Tailscale VPN – a free tool (for personal use) that solves the tasks described above. It helps you access PiKVM from the Internet.
Steps to set it up:
Open a terminal in the PiKVM web interface. Or connect via ssh.
Install the PiKVM build and start the service:
su - rw pacman -S tailscale-pikvm systemctl enable --now tailscaled tailscale up (при необходимости: tailscale up --authkey=…) ro
3. A link will appear in the terminal; copy it and open it in your browser. Then log in to Tailscale VPN or sign up – and your PiKVM device will be tied to the account.
4. Install the Tailscale client on the system you plan to connect to (not on the PC you will control via PiKVM), and connect to the VPN. To do this, follow these instructions.
5. After configuring the client on the system, open the Tailscale Admin Page. If everything is done correctly, you will see your PiKVM device and the system from which the PiKVM is remotely connected.

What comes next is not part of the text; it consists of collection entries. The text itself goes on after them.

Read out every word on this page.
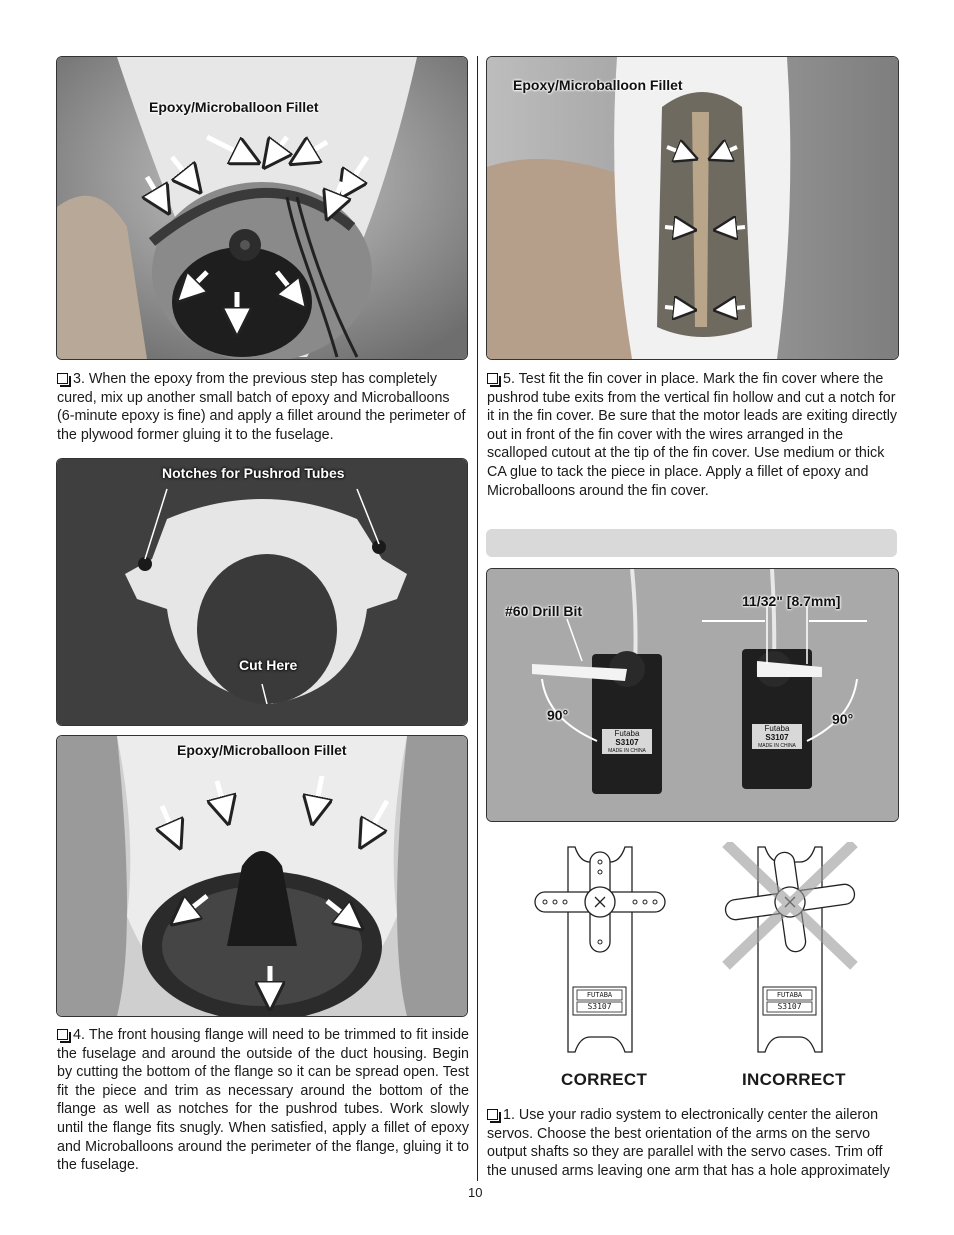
Epoxy/Microballoon Fillet
Epoxy/Microballoon Fillet

3. When the epoxy from the previous step has completely cured, mix up another small batch of epoxy and Microballoons (6-minute epoxy is fine) and apply a fillet around the perimeter of the plywood former gluing it to the fuselage.

5. Test fit the fin cover in place. Mark the fin cover where the pushrod tube exits from the vertical fin hollow and cut a notch for it in the fin cover. Be sure that the motor leads are exiting directly out in front of the fin cover with the wires arranged in the scalloped cutout at the tip of the fin cover. Use medium or thick CA glue to tack the piece in place. Apply a fillet of epoxy and Microballoons around the fin cover.

Notches for Pushrod Tubes
Cut Here
Epoxy/Microballoon Fillet

4. The front housing flange will need to be trimmed to fit inside the fuselage and around the outside of the duct housing. Begin by cutting the bottom of the flange so it can be spread open. Test fit the piece and trim as necessary around the bottom of the flange as well as notches for the pushrod tubes. Work slowly until the flange fits snugly. When satisfied, apply a fillet of epoxy and Microballoons around the perimeter of the flange, gluing it to the fuselage.

#60 Drill Bit
11/32" [8.7mm]
90°	90°
Futaba
S3107
MADE IN CHINA
Futaba
S3107
MADE IN CHINA
FUTABA
S3107
FUTABA
S3107
CORRECT	INCORRECT

1. Use your radio system to electronically center the aileron servos. Choose the best orientation of the arms on the servo output shafts so they are parallel with the servo cases. Trim off the unused arms leaving one arm that has a hole approximately

10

The screenshot above highlights an example of the IP address that should be used in a browser to remotely connect to PiKVM.
6. For persistent access, use an auth-key with the desired expiration date (or no expiration if allowed by security policy) and configure auto-key rotation in the Tailscale Admin Console.
Once setup is complete, the PiKVM device automatically connects to the VPN network at each boot. This allows remote access from anywhere as long as the laptop is connected to the same VPN network, providing full control of the PiKVM device.
This is a guide to using the PiKVM board as a portable device. To set up the connection you will need: PiKVM device, machine you want to control, custom power cable and adapter, RJ-45 Ethernet cable, HDMI cable.
1. Take an RJ-45 Ethernet cable and connect it to the PiKVM device and to your Wi-Fi router.
2. Connect the HDMI cable: one end to the HDMI input of the PiKVM device (via the capture card), the other to the HDMI output of the target machine.
3. Take a custom power cable and connect:
USB-C connector – to the PiKVM device.
Connect the USB-A connector labeled “PC/Laptop” to the target machine. This connection emulates a keyboard, mouse, and other USB devices, and can also be used for features like virtual booting from an ISO.
USB-A connector labeled “Power” – to the power adapter.
4. Plug the power adapter into the wall outlet. The PiKVM should boot up and connect to the network.
5. Turn on the machine you want to control.
After that, you will be able to connect to the PiKVM device and control your machine.
So, we managed to assemble a portable KVM over IP device that has useful features:
The device supports both Ethernet and Wi-Fi. For stable operation with low latency, a wired connection is recommended.
The device is fully remotely controlled via VPN.
The device is assembled in a unique homemade case and uses active cooling to prevent overheating, so it can operate 24/7 with sufficient cooling and stable power.